入彭蠡湖口詩
Xie Lingyun 謝靈運 (385–433)
客遊倦水宿。風潮難具論。
洲島驟迴合。圻岸屢崩奔。
乘月聽哀狖。浥露馥芳蓀。
春晚綠野秀。巖高白雲屯。
千念集日夜。萬感盈朝昏。
攀崖照石鏡。牽葉入松門。
三江事多往。九派理空存。
靈物F1珍怪。異人祕精魂。
金膏滅明光。水碧綴流溫。
徒作千里曲。絃絕念彌敦。
Als ich in den P'eng-li-See (Kiangsi) hineinfuhr Erwin von Zach (1872–1942)
— in: Zach, Erwin von.
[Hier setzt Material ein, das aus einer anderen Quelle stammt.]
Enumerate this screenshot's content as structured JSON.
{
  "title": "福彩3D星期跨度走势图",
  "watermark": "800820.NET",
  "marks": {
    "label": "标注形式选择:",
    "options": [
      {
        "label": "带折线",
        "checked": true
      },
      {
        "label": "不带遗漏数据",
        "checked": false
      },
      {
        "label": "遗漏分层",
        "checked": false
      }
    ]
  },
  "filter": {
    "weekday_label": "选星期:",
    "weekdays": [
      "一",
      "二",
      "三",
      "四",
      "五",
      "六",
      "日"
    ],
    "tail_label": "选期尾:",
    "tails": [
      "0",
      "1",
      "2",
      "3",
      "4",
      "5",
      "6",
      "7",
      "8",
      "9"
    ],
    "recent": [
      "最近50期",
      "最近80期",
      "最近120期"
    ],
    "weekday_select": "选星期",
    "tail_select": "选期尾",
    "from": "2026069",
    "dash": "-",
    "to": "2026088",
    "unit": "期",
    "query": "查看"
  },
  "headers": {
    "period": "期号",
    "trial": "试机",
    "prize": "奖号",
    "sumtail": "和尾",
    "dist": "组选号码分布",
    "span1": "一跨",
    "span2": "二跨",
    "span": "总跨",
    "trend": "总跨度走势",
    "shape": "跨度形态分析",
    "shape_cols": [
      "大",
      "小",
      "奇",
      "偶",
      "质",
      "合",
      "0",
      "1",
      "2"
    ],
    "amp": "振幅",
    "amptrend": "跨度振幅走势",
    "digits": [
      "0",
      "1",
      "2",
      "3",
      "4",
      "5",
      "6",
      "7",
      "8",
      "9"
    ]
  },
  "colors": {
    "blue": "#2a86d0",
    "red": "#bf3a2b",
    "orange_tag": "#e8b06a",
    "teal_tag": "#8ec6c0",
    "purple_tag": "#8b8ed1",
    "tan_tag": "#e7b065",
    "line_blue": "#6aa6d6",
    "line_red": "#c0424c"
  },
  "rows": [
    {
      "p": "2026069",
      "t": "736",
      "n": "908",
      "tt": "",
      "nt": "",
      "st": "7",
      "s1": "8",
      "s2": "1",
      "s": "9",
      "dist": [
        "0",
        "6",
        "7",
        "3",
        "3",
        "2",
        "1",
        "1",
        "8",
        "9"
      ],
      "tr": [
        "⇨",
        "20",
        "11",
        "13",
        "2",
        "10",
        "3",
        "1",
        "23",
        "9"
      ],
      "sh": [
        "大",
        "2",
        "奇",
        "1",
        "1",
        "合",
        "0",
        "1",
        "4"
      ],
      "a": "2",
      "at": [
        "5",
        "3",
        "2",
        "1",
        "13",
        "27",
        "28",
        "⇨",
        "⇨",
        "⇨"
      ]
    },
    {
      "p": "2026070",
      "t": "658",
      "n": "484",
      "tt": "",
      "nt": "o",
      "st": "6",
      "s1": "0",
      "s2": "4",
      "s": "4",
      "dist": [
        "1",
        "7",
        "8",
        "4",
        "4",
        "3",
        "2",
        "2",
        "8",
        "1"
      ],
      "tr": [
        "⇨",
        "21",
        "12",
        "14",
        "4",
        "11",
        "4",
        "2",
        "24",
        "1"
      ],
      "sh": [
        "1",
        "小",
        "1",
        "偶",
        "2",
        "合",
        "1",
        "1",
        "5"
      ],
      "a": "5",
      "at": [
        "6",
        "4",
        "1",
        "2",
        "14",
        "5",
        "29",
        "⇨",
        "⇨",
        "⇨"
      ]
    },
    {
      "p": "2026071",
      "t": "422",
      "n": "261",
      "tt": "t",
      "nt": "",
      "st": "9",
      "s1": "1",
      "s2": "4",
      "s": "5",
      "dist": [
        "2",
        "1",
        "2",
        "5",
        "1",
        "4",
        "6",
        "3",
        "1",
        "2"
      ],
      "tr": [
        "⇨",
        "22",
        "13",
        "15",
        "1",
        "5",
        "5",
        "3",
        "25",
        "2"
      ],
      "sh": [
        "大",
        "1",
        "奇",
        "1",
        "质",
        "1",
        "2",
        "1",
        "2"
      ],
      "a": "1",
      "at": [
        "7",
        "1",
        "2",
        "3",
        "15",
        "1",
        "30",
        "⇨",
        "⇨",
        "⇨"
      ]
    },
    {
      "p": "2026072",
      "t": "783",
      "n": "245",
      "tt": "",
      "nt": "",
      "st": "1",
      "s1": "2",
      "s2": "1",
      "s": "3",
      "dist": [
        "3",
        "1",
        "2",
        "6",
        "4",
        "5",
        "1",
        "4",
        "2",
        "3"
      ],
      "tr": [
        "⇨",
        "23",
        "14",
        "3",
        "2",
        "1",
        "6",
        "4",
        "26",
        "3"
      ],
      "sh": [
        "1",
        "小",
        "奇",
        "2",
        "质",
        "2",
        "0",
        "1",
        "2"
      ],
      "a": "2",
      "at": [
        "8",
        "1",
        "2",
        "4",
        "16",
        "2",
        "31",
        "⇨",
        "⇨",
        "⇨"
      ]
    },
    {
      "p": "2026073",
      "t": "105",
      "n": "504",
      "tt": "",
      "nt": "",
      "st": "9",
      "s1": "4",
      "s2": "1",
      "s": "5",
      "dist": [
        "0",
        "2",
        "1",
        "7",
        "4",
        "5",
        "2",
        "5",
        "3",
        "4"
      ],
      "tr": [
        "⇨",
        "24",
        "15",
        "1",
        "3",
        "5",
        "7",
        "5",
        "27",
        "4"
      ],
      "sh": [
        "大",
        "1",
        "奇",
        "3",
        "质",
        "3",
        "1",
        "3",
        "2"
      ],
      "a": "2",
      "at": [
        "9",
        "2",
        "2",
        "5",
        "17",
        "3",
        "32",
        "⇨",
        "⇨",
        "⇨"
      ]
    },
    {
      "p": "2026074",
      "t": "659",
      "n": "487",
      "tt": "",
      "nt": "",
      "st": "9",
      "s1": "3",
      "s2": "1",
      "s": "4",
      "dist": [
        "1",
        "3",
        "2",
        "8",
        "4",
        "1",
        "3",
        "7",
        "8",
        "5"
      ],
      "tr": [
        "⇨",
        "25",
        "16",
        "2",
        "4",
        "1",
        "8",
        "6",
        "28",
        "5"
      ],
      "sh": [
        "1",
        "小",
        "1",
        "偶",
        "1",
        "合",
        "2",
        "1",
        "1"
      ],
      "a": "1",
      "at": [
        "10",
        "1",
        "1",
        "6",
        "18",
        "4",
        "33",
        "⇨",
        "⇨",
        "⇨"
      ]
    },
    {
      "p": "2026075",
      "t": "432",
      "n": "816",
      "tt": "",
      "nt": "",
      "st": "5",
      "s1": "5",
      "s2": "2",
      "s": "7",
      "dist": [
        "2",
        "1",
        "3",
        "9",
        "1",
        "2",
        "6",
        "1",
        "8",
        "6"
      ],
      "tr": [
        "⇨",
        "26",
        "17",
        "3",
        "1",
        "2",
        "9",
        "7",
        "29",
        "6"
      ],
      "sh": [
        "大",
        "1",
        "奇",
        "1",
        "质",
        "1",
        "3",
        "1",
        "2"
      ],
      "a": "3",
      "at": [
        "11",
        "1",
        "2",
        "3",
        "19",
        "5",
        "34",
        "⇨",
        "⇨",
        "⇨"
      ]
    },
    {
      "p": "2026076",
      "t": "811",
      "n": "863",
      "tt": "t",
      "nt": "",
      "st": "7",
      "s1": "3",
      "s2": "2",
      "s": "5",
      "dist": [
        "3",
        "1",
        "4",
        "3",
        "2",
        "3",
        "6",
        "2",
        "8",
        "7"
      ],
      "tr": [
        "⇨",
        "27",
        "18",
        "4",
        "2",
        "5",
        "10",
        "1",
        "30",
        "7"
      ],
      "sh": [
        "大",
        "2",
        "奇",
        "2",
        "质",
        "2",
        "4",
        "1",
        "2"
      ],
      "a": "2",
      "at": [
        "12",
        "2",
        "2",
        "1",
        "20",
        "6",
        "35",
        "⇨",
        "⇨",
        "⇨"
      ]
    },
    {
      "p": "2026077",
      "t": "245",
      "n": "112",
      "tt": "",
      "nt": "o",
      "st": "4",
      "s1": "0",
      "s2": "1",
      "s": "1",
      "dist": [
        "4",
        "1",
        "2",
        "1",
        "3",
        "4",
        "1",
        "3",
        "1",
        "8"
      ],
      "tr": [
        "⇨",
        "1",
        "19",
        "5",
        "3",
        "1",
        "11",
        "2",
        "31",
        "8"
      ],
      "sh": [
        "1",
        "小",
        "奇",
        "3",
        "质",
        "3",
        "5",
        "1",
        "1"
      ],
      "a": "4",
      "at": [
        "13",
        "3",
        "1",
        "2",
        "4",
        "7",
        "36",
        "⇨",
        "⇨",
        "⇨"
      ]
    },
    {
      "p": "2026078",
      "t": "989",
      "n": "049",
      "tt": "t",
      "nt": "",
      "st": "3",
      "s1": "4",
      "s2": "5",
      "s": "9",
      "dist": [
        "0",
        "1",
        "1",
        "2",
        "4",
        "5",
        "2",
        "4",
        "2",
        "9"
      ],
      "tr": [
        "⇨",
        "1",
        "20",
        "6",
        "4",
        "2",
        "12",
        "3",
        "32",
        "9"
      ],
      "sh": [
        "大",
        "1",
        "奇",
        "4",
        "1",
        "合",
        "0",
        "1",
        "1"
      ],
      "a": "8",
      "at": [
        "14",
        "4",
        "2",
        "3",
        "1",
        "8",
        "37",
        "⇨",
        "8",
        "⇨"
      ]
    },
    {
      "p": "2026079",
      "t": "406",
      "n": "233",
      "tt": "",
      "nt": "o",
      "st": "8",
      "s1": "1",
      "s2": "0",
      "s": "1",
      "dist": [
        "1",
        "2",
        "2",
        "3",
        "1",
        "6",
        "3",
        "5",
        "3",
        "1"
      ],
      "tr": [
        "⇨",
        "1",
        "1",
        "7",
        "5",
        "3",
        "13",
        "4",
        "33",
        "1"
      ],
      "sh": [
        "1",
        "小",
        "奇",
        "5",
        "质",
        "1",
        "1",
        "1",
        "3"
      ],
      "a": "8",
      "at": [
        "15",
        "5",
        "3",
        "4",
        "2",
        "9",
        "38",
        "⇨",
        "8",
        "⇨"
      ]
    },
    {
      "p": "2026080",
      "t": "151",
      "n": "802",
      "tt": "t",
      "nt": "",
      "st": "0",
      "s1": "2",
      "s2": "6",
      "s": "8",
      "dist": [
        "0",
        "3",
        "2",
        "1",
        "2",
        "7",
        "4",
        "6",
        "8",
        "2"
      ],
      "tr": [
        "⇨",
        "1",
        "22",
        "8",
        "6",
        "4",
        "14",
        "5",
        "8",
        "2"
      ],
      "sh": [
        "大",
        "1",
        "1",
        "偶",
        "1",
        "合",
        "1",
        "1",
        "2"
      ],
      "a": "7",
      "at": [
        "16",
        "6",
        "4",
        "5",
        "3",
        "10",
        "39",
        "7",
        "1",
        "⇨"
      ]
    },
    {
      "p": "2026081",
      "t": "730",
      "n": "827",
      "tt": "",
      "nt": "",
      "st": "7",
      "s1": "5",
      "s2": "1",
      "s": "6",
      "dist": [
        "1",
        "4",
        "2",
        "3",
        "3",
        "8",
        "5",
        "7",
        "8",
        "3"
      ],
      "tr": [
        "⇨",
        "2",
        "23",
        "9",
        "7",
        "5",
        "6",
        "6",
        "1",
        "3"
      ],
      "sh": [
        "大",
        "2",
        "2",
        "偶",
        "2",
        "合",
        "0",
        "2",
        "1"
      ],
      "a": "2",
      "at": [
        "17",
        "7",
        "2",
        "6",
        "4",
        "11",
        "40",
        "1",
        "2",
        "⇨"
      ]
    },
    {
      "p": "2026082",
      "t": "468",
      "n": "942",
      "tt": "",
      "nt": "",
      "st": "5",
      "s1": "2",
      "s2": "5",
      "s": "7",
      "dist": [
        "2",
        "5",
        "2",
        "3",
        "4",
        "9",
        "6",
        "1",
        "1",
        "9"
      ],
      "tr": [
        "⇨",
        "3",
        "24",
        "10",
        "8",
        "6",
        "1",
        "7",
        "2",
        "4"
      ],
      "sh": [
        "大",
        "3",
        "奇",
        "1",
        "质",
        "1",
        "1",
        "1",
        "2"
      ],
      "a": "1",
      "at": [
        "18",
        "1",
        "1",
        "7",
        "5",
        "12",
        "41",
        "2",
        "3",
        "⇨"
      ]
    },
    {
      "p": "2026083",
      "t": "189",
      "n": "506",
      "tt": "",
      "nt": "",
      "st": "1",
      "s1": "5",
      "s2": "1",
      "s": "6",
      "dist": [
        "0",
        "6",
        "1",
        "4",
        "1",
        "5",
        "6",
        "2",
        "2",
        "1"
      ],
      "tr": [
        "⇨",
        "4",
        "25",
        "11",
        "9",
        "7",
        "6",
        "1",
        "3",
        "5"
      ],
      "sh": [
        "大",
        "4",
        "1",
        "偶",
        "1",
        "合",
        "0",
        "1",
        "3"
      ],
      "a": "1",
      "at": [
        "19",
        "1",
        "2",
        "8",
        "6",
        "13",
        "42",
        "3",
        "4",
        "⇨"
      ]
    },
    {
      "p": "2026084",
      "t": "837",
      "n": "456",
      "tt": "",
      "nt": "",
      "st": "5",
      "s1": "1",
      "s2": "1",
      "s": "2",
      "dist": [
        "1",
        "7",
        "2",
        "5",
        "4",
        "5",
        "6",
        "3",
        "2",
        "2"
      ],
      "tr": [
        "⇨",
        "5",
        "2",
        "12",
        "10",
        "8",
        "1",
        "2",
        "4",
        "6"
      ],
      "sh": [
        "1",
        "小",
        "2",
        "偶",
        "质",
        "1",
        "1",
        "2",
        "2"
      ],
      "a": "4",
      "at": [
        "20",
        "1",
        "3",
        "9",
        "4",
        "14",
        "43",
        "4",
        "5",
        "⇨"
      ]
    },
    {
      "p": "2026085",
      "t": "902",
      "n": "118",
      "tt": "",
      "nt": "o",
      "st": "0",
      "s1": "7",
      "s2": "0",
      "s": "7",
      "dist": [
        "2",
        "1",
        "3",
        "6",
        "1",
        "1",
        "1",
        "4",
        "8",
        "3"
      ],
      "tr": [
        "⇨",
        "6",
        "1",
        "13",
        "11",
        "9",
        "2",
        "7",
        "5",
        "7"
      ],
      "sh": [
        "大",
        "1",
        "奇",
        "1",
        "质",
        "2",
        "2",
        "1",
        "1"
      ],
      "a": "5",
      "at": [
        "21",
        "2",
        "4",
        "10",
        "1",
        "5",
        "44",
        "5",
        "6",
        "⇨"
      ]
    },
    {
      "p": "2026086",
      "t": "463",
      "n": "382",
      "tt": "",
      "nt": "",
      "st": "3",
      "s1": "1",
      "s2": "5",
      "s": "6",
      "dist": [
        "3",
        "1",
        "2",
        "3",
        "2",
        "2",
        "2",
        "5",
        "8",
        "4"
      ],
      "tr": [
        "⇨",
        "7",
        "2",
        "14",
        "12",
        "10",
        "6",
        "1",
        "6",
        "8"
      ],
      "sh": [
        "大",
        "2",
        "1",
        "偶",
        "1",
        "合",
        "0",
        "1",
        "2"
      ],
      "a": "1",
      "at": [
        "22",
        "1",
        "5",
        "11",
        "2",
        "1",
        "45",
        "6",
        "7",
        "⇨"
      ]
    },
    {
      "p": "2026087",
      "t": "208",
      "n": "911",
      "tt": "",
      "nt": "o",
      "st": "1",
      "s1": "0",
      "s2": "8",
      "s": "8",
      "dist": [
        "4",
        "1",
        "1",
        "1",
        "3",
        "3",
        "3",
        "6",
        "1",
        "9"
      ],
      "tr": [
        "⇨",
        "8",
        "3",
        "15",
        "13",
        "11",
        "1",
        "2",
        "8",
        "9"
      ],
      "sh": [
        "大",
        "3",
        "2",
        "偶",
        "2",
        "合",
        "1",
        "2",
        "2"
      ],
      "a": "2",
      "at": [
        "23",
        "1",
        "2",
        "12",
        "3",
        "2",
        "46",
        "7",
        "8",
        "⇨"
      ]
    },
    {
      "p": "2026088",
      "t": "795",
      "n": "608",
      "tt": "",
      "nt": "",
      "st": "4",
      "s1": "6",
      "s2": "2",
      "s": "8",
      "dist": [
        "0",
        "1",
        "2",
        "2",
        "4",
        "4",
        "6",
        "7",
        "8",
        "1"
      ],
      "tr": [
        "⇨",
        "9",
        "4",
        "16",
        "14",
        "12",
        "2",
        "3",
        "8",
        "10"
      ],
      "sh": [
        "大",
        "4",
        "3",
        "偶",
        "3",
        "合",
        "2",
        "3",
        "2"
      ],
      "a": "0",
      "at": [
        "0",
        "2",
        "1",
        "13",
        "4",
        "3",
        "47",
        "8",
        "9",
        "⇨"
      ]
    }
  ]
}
Die chinesische Anthologie, Harvard Yenching Institute Studies 18. Cambridge, Massachusetts: Harvard University Press, 1958. p. 461f.
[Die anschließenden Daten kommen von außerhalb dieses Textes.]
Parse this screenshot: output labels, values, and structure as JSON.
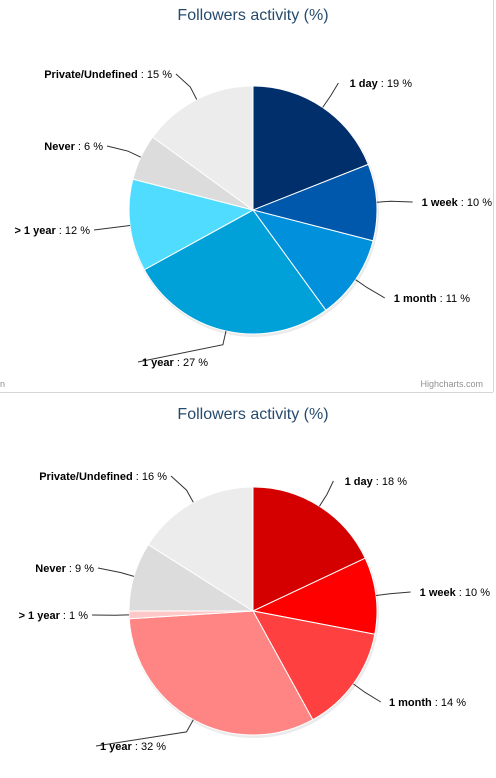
{
  "credits": "Highcharts.com",
  "chart_data": [
    {
      "type": "pie",
      "title": "Followers activity (%)",
      "slices": [
        {
          "name": "1 day",
          "value": 19,
          "color": "#002f6b"
        },
        {
          "name": "1 week",
          "value": 10,
          "color": "#0058ac"
        },
        {
          "name": "1 month",
          "value": 11,
          "color": "#0090dc"
        },
        {
          "name": "1 year",
          "value": 27,
          "color": "#00a1d9"
        },
        {
          "name": "> 1 year",
          "value": 12,
          "color": "#50dcff"
        },
        {
          "name": "Never",
          "value": 6,
          "color": "#dcdcdc"
        },
        {
          "name": "Private/Undefined",
          "value": 15,
          "color": "#ececec"
        }
      ]
    },
    {
      "type": "pie",
      "title": "Followers activity (%)",
      "slices": [
        {
          "name": "1 day",
          "value": 18,
          "color": "#d40000"
        },
        {
          "name": "1 week",
          "value": 10,
          "color": "#ff0000"
        },
        {
          "name": "1 month",
          "value": 14,
          "color": "#ff4040"
        },
        {
          "name": "1 year",
          "value": 32,
          "color": "#ff8585"
        },
        {
          "name": "> 1 year",
          "value": 1,
          "color": "#ffc8c8"
        },
        {
          "name": "Never",
          "value": 9,
          "color": "#dcdcdc"
        },
        {
          "name": "Private/Undefined",
          "value": 16,
          "color": "#ececec"
        }
      ]
    }
  ]
}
Auf meinen Wanderfahrten bin ich schon müde, auf dem Boot zu übernachten; ich kann nur schwer Wind und Wellen (in ihrer Wildheit) beschreiben.
Die Inseln scheinen plötzlich sich drehend zu vereinigen; die Ufer scheinen wiederholt zusammenzustürzen und zu verschwinden.
Ich höre den melancholischen Schrei der Affen im Mondschein; ich rieche den Duft wohlriechender Kräuter, die vom Tau benetzt sind.
Jetzt am Ende des Frühlings ist die grüne Wildnis herrlich zu schauen; auf hohen Felsen sammeln sich weisse Wolken.
Tausend Gedanken bedrängen mich bei Tag und bei Nacht; zahllose Sorgen erfüllen mich morgens und abends.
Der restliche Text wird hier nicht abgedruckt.